Every kid's nightmare at Halloween
Every kid's nightmare at Halloween  

   Will you play this game? Absolutely. This is Zelda we're talking about. You always discover something new when playing Zelda games, be it that Bomb upgrade or that missing Piece of heart. Will you play it over and over and over? Probably not, unless you also have Seasons. Without it, Oracle of Ages falls flat in the replay department (kinda like most RPGs).

Visually, this game is one of the best looking 2-D Zelda games I've ever seen, even on a portable. Granted, we're dealing with a system that can only use 3-color sprites and 56 maximum on-screen colors, but that doesn't stop the eye candy! Everywhere you go, you see a wide variety of bright colors on the overworld, down to earth colors in caves and houses, and dark and moody colors in the many dungeons. When swimming underwater, everything (even the text box) is affected by the ripple effect caused by the water, a very nice effect. The few cut-scenes this game has are also top notch, even though most consist of single-frame stills. Without a doubt one of the most visually stunning GameBoy Color games I've ever seen.

I'll be honest.
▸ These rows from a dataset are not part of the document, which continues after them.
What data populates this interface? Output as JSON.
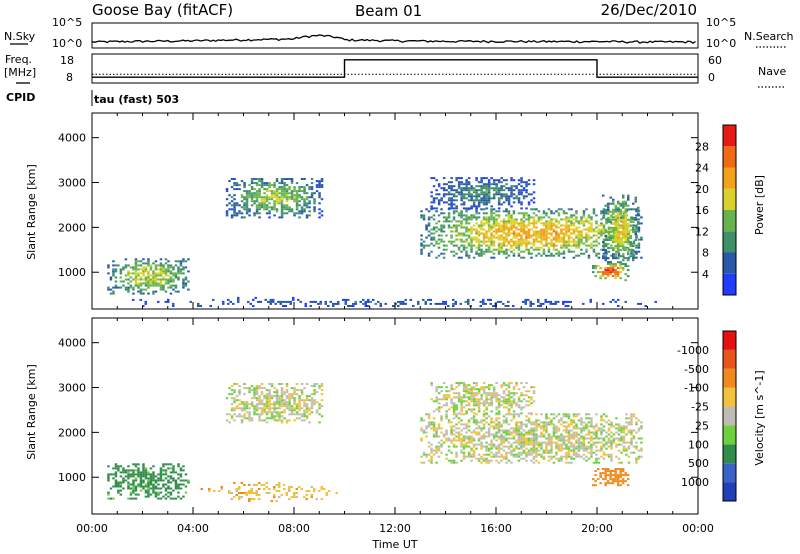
{
  "header": {
    "station": "Goose Bay (fitACF)",
    "beam": "Beam 01",
    "date": "26/Dec/2010"
  },
  "panel_labels": {
    "nsky": "N.Sky",
    "nsky_ticks": [
      "10^5",
      "10^0"
    ],
    "nsearch": "N.Search",
    "nsearch_ticks": [
      "10^5",
      "10^0"
    ],
    "freq_label_1": "Freq.",
    "freq_label_2": "[MHz]",
    "freq_ticks": [
      "18",
      "8"
    ],
    "nave": "Nave",
    "nave_ticks": [
      "60",
      "0"
    ],
    "cpid": "CPID",
    "cpid_text": "tau (fast) 503"
  },
  "colors": {
    "power": [
      "#1f3cff",
      "#2a58a8",
      "#3f8f6b",
      "#67b34d",
      "#d9d22a",
      "#f0a21a",
      "#f06a12",
      "#e61a10"
    ],
    "velocity": [
      "#203fb8",
      "#3a62c9",
      "#2f8f4a",
      "#6dd13e",
      "#bdbdb6",
      "#f3c23d",
      "#f08a1f",
      "#e8541a",
      "#e61010"
    ],
    "ground_scatter": "#bdbdb6"
  },
  "chart_data": [
    {
      "type": "line",
      "title": "N.Sky / N.Search",
      "ylabel": "N.Sky",
      "x_unit": "hours UT",
      "log_scale": true,
      "ylim": [
        "10^0",
        "10^5"
      ],
      "series": [
        {
          "name": "N.Sky",
          "x": [
            0,
            2,
            4,
            6,
            8,
            9,
            10,
            12,
            14,
            16,
            18,
            20,
            22,
            24
          ],
          "values": [
            15,
            20,
            25,
            40,
            60,
            300,
            40,
            25,
            20,
            20,
            18,
            18,
            15,
            15
          ]
        },
        {
          "name": "N.Search",
          "x": [
            0,
            24
          ],
          "values": [
            1,
            1
          ]
        }
      ]
    },
    {
      "type": "line",
      "title": "Freq. / Nave",
      "ylabel": "Freq. [MHz]",
      "ylim": [
        8,
        18
      ],
      "y2lim": [
        0,
        60
      ],
      "series": [
        {
          "name": "Freq.",
          "x": [
            0,
            10,
            10,
            20,
            20,
            24
          ],
          "values": [
            10,
            10,
            16,
            16,
            10,
            10
          ]
        },
        {
          "name": "Nave",
          "x": [
            0,
            24
          ],
          "values": [
            18,
            18
          ]
        }
      ]
    },
    {
      "type": "heatmap",
      "title": "Power",
      "xlabel": "Time UT",
      "ylabel": "Slant Range [km]",
      "colorbar_label": "Power [dB]",
      "colorbar_ticks": [
        "4",
        "8",
        "12",
        "16",
        "20",
        "24",
        "28"
      ],
      "x_ticks": [
        "00:00",
        "04:00",
        "08:00",
        "12:00",
        "16:00",
        "20:00",
        "00:00"
      ],
      "y_ticks": [
        "1000",
        "2000",
        "3000",
        "4000"
      ],
      "xlim": [
        0,
        24
      ],
      "ylim": [
        180,
        4550
      ],
      "regions": [
        {
          "t0": 5.3,
          "t1": 9.1,
          "r0": 2200,
          "r1": 3100,
          "peak": 16
        },
        {
          "t0": 13.0,
          "t1": 21.8,
          "r0": 1300,
          "r1": 2400,
          "peak": 22
        },
        {
          "t0": 13.4,
          "t1": 17.5,
          "r0": 2400,
          "r1": 3100,
          "peak": 10
        },
        {
          "t0": 19.8,
          "t1": 21.2,
          "r0": 800,
          "r1": 1200,
          "peak": 28
        },
        {
          "t0": 20.2,
          "t1": 21.6,
          "r0": 1200,
          "r1": 2700,
          "peak": 20
        },
        {
          "t0": 0.6,
          "t1": 3.8,
          "r0": 500,
          "r1": 1300,
          "peak": 18
        },
        {
          "t0": 0.0,
          "t1": 24.0,
          "r0": 180,
          "r1": 420,
          "peak": 6
        }
      ]
    },
    {
      "type": "heatmap",
      "title": "Velocity",
      "xlabel": "Time UT",
      "ylabel": "Slant Range [km]",
      "colorbar_label": "Velocity [m s^-1]",
      "colorbar_ticks": [
        "-1000",
        "-500",
        "-100",
        "-25",
        "25",
        "100",
        "500",
        "1000"
      ],
      "x_ticks": [
        "00:00",
        "04:00",
        "08:00",
        "12:00",
        "16:00",
        "20:00",
        "00:00"
      ],
      "y_ticks": [
        "1000",
        "2000",
        "3000",
        "4000"
      ],
      "xlim": [
        0,
        24
      ],
      "ylim": [
        180,
        4550
      ],
      "regions": [
        {
          "t0": 5.3,
          "t1": 9.1,
          "r0": 2200,
          "r1": 3100,
          "value": 0
        },
        {
          "t0": 13.0,
          "t1": 21.8,
          "r0": 1300,
          "r1": 2400,
          "value": 0
        },
        {
          "t0": 13.4,
          "t1": 17.5,
          "r0": 2400,
          "r1": 3100,
          "value": 0
        },
        {
          "t0": 19.8,
          "t1": 21.2,
          "r0": 800,
          "r1": 1200,
          "value": -300
        },
        {
          "t0": 0.6,
          "t1": 3.8,
          "r0": 500,
          "r1": 1300,
          "value": 150
        },
        {
          "t0": 4.0,
          "t1": 10.0,
          "r0": 400,
          "r1": 900,
          "value": -60
        }
      ]
    }
  ],
  "xaxis_title": "Time UT"
}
Unless you're a fan of mind-boggling puzzles and complicated mazes, Oracle of Ages is not the game for you. I had to consult a walkthrough several times to clear many of the dungeons! Heaven forbid if I try playing it WITHOUT one! It's a good thing the bosses weren't hard to beat, once I figured out their weak points! As far as playing through the rest of the game, you should easily breeze through it.

They must be building something, no?
They must be building something, no?  

Unless you consult walkthroughs, Oracle of Ages will probably keep you occupied for well over 2 weeks (I played it 8 hours a day for a week before I beat the first quest. Your mileage may vary). I am, of course, ignoring the whole password system, and the 2nd Quest system. You can probably breeze through most of the 2nd Quest if you played the 1st Quest, if you still remember some of the puzzle solutions.

All in all, a very well designed Zelda game. Visually stunning, nice musical score, responsive controls, and an incredible password system are sure to keep any RPGamer busy. I definitely recommend this game. If anything, it'll give your GameBoy Color one last reason to exist before the GameBoy Advance takes over.